Department of Clinical and Molecular Medicine, NTNU - Norwegian University of Science and Technology, P.O. Box 8905, NO-7491, Trondheim, Norway.
Clinic of Surgery, St. Olavs Hospital, Trondheim University Hospital, NO-7030, Trondheim, Norway.
Clin Epigenetics. 2019 Dec 12;11(1):193. doi: 10.1186/s13148-019-0795-x.
Sequencing technologies have changed not only our approaches to classical genetics, but also the field of epigenetics. Specific methods allow scientists to identify novel genome-wide epigenetic patterns of DNA methylation down to single-nucleotide resolution.
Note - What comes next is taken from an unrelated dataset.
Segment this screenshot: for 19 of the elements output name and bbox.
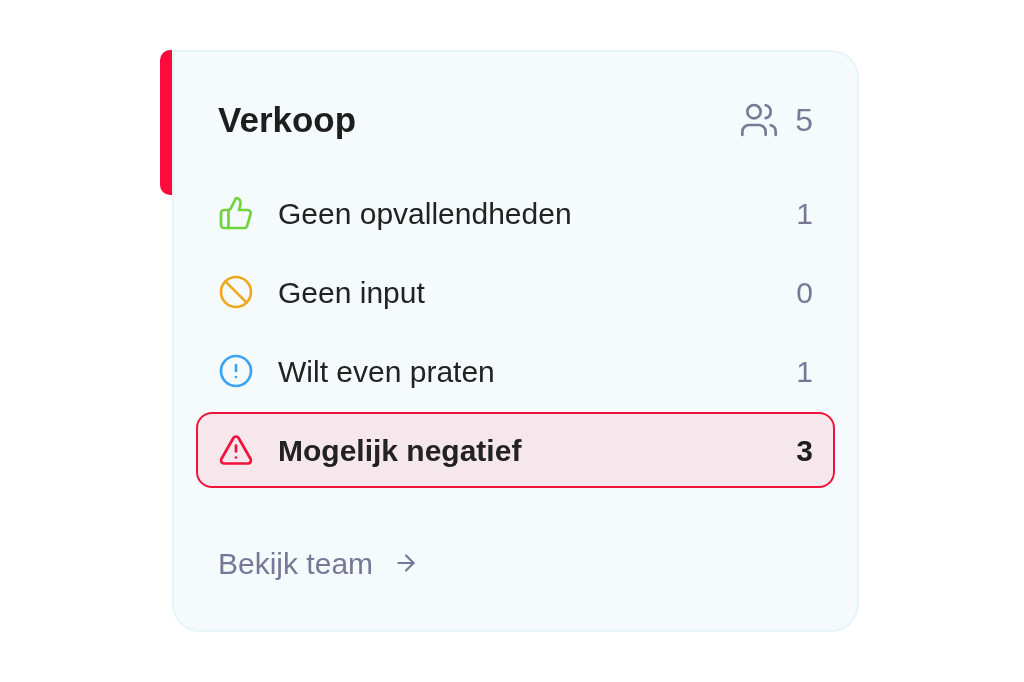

DNA methylation is the most researched epigenetic mark involved in various processes in the human cell, including gene regulation and development of diseases, such as cancer. Increasing numbers of DNA methylation sequencing datasets from human genome are produced using various platforms-from methylated DNA precipitation to the whole genome bisulfite sequencing. Many of those datasets are fully accessible for repeated analyses. Sequencing experiments have become routine in laboratories around the world, while analysis of outcoming data is still a challenge among the majority of scientists, since in many cases it requires advanced computational skills. Even though various tools are being created and published, guidelines for their selection are often not clear, especially to non-bioinformaticians with limited experience in computational analyses. Separate tools are often used for individual steps in the analysis, and these can be challenging to manage and integrate. However, in some instances, tools are combined into pipelines that are capable to complete all the essential steps to achieve the result. In the case of DNA methylation sequencing analysis, the goal of such pipeline is to map sequencing reads, calculate methylation levels, and distinguish differentially methylated positions and/or regions. The objective of this review is to describe basic principles and steps in the analysis of DNA methylation sequencing data that in particular have been used for mammalian genomes, and more importantly to present and discuss the most pronounced computational pipelines that can be used to analyze such data. We aim to provide a good starting point for scientists with limited experience in computational analyses of DNA methylation and hydroxymethylation data, and recommend a few tools that are powerful, but still easy enough to use for their own data analysis.
测序技术不仅改变了我们对经典遗传学的方法,也改变了表观遗传学领域。特定的方法使科学家能够以单核苷酸分辨率识别新的全基因组 DNA 甲基化表观遗传模式。DNA 甲基化是涉及人类细胞中各种过程的研究最多的表观遗传标记,包括基因调控和疾病的发展,如癌症。使用各种平台——从甲基化 DNA 沉淀到全基因组亚硫酸氢盐测序——从人类基因组中产生了越来越多的 DNA 甲基化测序数据集。这些数据集中有许多可以进行重复分析。测序实验已经成为世界各地实验室的常规操作,而对输出数据的分析仍然是大多数科学家面临的挑战,因为在许多情况下,它需要先进的计算技能。尽管正在创建和发布各种工具,但对于没有生物信息学背景且在计算分析方面经验有限的人来说,选择这些工具的指南通常并不明确。通常为分析中的各个步骤使用单独的工具,这些工具可能难以管理和集成。然而,在某些情况下,工具被组合成能够完成实现结果所需的所有基本步骤的管道。在 DNA 甲基化测序分析的情况下,这种管道的目标是映射测序读取,计算甲基化水平,并区分差异甲基化的位置和/或区域。本综述的目的是描述 DNA 甲基化测序数据分析的基本原理和步骤,特别是在哺乳动物基因组中使用的原理和步骤,更重要的是介绍和讨论可用于分析此类数据的最显著的计算管道。我们旨在为计算分析 DNA 甲基化和羟甲基化数据经验有限的科学家提供一个良好的起点,并推荐一些功能强大但仍易于使用的工具,供他们自己进行数据分析。